Tudo isto já sabes, se preferes
a simplicidade e a solidão,
sem acidular as mãos.
E se a mão
transparente e lúcida,
cada vez mais lúcida,
a mesma que colhe uma flor
e castiga o verso,
a que excede o corpo a leste,
aumentasse o abismo a metade,
disputando-o? Talvez
sem saída o faro das coisas e o cair
da manhã.
A luz assim a passar, com o corpo desatento,
não atormenta e é como se tivesse acontecido.

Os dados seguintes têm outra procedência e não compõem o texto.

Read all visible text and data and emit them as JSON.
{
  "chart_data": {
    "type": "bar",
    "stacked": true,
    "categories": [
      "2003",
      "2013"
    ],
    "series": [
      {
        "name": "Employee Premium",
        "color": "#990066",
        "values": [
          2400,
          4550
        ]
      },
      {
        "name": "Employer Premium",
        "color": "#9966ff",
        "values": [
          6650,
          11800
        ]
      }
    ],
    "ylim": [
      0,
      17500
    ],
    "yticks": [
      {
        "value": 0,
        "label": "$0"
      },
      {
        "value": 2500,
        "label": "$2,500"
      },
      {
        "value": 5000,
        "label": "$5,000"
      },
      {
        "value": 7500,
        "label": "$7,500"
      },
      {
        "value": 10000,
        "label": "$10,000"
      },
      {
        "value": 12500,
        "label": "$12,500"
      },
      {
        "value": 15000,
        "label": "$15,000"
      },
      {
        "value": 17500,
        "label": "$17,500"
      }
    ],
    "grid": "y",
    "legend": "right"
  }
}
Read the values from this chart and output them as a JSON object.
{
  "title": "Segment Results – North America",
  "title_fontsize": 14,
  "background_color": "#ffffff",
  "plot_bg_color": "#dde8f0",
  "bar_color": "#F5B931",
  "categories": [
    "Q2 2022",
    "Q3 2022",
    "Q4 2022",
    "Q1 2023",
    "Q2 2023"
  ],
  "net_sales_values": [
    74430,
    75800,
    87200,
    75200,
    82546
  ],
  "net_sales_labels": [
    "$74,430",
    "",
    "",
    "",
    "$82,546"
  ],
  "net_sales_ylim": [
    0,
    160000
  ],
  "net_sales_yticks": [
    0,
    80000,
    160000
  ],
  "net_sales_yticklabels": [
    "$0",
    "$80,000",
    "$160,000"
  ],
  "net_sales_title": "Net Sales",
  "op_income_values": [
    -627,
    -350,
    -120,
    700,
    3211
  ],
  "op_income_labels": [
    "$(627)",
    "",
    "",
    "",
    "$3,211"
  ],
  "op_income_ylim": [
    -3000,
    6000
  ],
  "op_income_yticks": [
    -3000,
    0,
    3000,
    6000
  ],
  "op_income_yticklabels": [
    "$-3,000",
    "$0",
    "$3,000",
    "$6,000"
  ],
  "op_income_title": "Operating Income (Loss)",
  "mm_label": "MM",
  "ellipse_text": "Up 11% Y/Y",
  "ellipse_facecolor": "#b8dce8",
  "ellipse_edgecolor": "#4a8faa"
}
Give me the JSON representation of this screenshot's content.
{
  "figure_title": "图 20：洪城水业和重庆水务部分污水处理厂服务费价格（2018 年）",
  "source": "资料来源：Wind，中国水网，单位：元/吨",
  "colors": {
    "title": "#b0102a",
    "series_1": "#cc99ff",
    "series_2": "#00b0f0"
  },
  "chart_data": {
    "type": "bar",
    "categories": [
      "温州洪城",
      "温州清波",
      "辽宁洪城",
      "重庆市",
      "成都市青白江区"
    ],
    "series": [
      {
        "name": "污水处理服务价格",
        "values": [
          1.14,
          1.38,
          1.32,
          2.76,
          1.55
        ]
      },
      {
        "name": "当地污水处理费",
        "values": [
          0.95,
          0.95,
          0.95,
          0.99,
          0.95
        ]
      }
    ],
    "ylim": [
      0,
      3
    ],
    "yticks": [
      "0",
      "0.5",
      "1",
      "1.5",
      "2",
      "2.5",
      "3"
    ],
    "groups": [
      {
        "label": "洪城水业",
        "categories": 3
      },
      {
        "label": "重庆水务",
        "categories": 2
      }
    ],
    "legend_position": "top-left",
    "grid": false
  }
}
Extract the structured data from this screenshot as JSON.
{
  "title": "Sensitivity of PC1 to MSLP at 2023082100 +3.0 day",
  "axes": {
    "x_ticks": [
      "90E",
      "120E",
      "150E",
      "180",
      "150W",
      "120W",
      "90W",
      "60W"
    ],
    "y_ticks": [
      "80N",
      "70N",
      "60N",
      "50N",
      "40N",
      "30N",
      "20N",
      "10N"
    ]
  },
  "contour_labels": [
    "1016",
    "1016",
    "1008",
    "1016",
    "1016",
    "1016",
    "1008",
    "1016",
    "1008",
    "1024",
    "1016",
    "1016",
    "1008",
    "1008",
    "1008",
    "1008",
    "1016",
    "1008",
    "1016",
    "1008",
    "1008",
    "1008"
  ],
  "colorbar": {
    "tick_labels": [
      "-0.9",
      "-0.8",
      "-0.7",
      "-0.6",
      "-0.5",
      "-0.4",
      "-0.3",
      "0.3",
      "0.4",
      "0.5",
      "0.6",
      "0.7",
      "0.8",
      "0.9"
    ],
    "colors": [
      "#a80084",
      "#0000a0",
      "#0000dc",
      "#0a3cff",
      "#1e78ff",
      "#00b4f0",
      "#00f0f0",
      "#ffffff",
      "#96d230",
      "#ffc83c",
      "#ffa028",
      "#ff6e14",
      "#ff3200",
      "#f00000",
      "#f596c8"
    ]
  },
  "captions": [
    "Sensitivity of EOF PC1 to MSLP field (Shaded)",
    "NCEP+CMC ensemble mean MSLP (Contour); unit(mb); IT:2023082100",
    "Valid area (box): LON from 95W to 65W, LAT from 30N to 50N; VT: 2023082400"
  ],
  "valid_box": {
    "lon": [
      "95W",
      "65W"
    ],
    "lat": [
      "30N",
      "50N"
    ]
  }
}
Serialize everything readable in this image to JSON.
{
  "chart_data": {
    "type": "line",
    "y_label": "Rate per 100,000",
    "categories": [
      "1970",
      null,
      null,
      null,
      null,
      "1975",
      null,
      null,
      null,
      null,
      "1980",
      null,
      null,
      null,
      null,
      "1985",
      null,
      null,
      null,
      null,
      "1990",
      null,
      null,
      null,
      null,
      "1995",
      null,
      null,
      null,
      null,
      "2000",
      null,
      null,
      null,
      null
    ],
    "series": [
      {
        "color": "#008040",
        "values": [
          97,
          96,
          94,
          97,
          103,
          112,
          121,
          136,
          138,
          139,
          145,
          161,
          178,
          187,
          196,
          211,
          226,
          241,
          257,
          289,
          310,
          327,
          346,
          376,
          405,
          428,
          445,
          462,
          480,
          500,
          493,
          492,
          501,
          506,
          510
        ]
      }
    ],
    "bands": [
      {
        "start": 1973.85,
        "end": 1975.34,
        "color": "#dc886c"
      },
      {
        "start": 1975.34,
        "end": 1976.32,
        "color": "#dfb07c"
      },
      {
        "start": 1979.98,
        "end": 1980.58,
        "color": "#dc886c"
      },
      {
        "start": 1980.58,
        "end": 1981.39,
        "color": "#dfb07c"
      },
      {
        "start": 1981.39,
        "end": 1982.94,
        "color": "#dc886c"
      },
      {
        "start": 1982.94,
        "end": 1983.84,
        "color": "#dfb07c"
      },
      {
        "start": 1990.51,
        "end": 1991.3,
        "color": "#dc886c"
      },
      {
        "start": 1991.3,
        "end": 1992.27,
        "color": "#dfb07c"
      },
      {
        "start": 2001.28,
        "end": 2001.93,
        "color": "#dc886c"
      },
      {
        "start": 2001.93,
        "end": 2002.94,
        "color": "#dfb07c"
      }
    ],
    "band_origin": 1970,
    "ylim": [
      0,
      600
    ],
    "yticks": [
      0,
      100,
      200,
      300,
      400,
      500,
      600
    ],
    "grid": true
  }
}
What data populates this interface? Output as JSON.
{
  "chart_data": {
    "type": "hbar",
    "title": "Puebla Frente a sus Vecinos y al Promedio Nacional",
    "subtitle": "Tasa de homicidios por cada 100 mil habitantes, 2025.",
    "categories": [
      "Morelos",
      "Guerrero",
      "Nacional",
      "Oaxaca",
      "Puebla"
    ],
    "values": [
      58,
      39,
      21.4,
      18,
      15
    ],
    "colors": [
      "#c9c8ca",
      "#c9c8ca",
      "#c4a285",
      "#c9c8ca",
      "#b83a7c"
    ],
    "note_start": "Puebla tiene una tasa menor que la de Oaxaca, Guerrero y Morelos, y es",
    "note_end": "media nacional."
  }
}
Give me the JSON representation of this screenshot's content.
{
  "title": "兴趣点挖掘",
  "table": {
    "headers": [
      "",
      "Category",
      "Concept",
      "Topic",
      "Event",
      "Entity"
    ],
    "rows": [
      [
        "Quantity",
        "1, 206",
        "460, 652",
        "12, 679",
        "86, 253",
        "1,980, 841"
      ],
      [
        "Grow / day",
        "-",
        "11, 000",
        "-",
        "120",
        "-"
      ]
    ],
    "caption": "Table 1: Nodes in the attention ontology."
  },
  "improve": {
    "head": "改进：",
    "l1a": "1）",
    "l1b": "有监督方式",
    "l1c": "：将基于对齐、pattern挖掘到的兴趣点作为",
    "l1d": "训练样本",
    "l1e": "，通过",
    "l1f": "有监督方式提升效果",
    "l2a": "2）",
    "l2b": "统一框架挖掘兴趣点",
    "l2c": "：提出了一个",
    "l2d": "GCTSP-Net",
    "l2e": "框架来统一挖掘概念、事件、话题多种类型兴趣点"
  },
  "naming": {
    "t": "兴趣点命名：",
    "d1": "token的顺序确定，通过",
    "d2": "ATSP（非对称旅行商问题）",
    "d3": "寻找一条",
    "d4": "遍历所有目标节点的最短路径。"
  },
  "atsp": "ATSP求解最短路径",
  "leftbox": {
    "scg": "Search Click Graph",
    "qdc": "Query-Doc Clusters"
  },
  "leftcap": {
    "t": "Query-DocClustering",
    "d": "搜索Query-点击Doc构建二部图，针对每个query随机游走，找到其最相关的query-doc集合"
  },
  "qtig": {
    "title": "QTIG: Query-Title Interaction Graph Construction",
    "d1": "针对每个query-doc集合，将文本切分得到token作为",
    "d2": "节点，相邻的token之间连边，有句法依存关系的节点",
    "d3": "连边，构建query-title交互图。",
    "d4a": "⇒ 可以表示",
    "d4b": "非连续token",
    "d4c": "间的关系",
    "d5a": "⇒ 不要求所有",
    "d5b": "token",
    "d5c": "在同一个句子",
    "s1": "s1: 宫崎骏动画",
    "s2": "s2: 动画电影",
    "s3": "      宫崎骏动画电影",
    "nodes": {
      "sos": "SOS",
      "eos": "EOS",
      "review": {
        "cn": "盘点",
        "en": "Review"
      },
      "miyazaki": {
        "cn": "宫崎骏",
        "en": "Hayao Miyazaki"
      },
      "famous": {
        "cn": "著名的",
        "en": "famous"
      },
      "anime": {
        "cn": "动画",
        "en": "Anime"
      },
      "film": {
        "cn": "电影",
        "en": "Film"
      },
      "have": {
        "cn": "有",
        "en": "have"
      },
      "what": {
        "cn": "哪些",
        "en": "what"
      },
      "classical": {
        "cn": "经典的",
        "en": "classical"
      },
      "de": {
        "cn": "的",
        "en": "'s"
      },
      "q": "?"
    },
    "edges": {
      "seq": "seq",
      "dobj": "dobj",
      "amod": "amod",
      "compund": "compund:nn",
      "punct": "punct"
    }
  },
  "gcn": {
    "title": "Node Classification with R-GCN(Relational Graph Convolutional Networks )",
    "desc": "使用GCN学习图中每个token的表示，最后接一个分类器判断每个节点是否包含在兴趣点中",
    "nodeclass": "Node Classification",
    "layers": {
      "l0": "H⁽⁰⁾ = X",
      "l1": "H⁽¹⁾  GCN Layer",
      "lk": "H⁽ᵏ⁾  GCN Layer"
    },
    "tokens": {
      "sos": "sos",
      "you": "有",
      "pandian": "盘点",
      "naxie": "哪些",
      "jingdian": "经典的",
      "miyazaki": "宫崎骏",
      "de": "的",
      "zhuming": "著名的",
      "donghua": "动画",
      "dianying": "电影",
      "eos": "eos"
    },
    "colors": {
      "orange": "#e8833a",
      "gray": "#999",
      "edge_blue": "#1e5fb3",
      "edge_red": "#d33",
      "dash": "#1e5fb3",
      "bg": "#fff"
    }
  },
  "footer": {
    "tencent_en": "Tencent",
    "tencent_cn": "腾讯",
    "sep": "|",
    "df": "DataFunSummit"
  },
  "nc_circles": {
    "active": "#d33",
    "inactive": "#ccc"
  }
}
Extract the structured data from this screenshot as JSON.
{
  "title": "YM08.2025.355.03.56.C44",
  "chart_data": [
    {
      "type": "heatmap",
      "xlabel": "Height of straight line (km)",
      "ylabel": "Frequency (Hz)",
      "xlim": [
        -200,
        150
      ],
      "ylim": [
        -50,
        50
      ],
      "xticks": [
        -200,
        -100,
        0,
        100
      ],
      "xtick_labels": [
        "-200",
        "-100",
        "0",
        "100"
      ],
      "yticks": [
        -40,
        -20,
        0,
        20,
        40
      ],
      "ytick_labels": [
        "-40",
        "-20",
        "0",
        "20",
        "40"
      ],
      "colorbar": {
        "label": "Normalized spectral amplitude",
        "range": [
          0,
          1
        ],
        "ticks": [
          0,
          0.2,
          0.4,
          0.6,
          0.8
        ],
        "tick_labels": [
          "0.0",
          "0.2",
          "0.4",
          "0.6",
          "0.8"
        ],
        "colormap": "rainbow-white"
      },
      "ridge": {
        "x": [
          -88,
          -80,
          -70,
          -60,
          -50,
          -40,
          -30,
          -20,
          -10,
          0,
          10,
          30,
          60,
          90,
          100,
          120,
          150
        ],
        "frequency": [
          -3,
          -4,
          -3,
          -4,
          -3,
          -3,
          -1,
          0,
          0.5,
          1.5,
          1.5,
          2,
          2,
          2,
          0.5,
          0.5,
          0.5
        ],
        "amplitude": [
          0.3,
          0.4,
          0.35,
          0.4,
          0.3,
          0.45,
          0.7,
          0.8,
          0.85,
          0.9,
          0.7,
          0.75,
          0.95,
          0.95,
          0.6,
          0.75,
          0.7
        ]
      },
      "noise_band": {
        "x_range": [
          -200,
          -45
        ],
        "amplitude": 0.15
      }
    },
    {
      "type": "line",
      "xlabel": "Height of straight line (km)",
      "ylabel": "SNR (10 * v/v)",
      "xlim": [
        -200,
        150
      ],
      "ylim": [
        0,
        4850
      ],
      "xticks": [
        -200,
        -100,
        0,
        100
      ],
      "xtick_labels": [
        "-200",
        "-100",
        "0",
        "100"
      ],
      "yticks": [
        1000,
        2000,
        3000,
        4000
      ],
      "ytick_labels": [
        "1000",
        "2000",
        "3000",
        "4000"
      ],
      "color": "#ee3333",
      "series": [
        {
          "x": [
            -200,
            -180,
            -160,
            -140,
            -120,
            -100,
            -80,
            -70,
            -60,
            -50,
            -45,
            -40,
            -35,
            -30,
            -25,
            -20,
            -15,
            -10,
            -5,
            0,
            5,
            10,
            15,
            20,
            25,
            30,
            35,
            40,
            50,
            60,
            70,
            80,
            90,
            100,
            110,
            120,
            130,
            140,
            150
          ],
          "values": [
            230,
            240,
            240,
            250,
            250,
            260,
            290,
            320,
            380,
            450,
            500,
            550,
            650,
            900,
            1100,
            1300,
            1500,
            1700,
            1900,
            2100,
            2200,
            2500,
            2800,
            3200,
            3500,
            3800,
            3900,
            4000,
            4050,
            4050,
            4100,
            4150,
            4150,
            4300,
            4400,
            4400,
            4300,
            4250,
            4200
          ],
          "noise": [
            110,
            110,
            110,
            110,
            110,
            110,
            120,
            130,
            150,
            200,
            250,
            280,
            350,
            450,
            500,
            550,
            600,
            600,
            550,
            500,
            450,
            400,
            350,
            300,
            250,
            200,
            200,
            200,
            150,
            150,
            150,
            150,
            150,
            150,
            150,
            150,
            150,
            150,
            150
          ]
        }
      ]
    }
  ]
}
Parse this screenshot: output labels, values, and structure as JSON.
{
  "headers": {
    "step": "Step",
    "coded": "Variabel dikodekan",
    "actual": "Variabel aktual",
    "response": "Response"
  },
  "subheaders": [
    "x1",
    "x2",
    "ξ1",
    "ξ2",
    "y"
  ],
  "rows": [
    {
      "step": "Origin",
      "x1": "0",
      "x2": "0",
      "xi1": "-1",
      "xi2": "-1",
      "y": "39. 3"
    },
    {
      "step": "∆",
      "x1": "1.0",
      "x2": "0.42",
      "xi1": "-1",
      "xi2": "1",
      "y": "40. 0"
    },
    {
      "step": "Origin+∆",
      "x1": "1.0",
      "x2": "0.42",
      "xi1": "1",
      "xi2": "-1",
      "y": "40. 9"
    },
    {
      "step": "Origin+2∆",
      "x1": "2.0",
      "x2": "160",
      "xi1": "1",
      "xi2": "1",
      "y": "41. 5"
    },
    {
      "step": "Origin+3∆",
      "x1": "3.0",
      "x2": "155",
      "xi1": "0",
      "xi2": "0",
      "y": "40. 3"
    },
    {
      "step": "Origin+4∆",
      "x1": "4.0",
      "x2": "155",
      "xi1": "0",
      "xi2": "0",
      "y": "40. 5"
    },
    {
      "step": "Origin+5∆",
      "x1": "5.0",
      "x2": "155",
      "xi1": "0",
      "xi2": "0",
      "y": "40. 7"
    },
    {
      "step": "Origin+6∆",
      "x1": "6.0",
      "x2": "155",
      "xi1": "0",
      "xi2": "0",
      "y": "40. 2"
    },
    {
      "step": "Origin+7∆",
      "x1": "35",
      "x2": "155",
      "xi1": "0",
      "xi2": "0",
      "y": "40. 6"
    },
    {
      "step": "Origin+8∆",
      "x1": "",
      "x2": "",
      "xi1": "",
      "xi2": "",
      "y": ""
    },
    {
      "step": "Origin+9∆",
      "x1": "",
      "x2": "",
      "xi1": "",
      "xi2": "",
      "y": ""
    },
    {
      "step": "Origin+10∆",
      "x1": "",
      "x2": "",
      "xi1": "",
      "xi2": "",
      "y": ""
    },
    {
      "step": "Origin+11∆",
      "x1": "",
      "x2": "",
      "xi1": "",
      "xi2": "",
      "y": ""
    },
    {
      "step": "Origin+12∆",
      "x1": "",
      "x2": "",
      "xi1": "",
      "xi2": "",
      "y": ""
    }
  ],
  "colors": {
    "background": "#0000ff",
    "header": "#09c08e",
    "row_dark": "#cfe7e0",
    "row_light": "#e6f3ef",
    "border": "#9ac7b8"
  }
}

UM MENOS ANTES DE ALGUMA COISA
Julgava que te tinha dito tudo
e agora as janelas
são o único espaço aberto
em que se pode respirar sem medo.
O mês de Abril chega assim
feito vidro
de tanta respiração lustrada
por detrás da vida que ninguém
sabe contar porque
nascemos num outro lugar
em que as coisas eram simples
e ninguém supunha um menos
antes de alguma coisa
assim tão subitamente
e o mar aberto em vau
sem ter pés
e um pouco de eternidade
aquela que leva o corpo à frente
sem duvidar da tormenta.
Eu sei
eu sei que o sono diz que é mentira
e qualquer manhã diz haver resposta
apesar disso.
UM GESTO SEM COISA NENHUMA LÁ DENTRO
Um gesto apenas
sobre o colo
um braço esquecido
sem pressa de cingir
coisa nenhuma
só ele e os nomes de deus
a lume
para que as almas
fiquem maiores deste lado
cada vez maior a noite
excedendo o seu peso
sem suspeitar do verbo
a repousar na atmosfera
inventada dos teus ombros
inadvertidamente.
Sofia A. Carvalho é doutoranda no Programa em Teoria da Literatura da Universidade de Lisboa e bolseira da FCT, com um projeto sobre a obra e o pensamento de Teixeira de Pascoaes. Tem uma paixão pelo teatro que a levou a sair do lugar de espectadora e a frequentar o Curso de Formação de Atores. Escreve poemas, textos, ensaios e dança: coisas que gosta de fazer, tanto quanto de ler.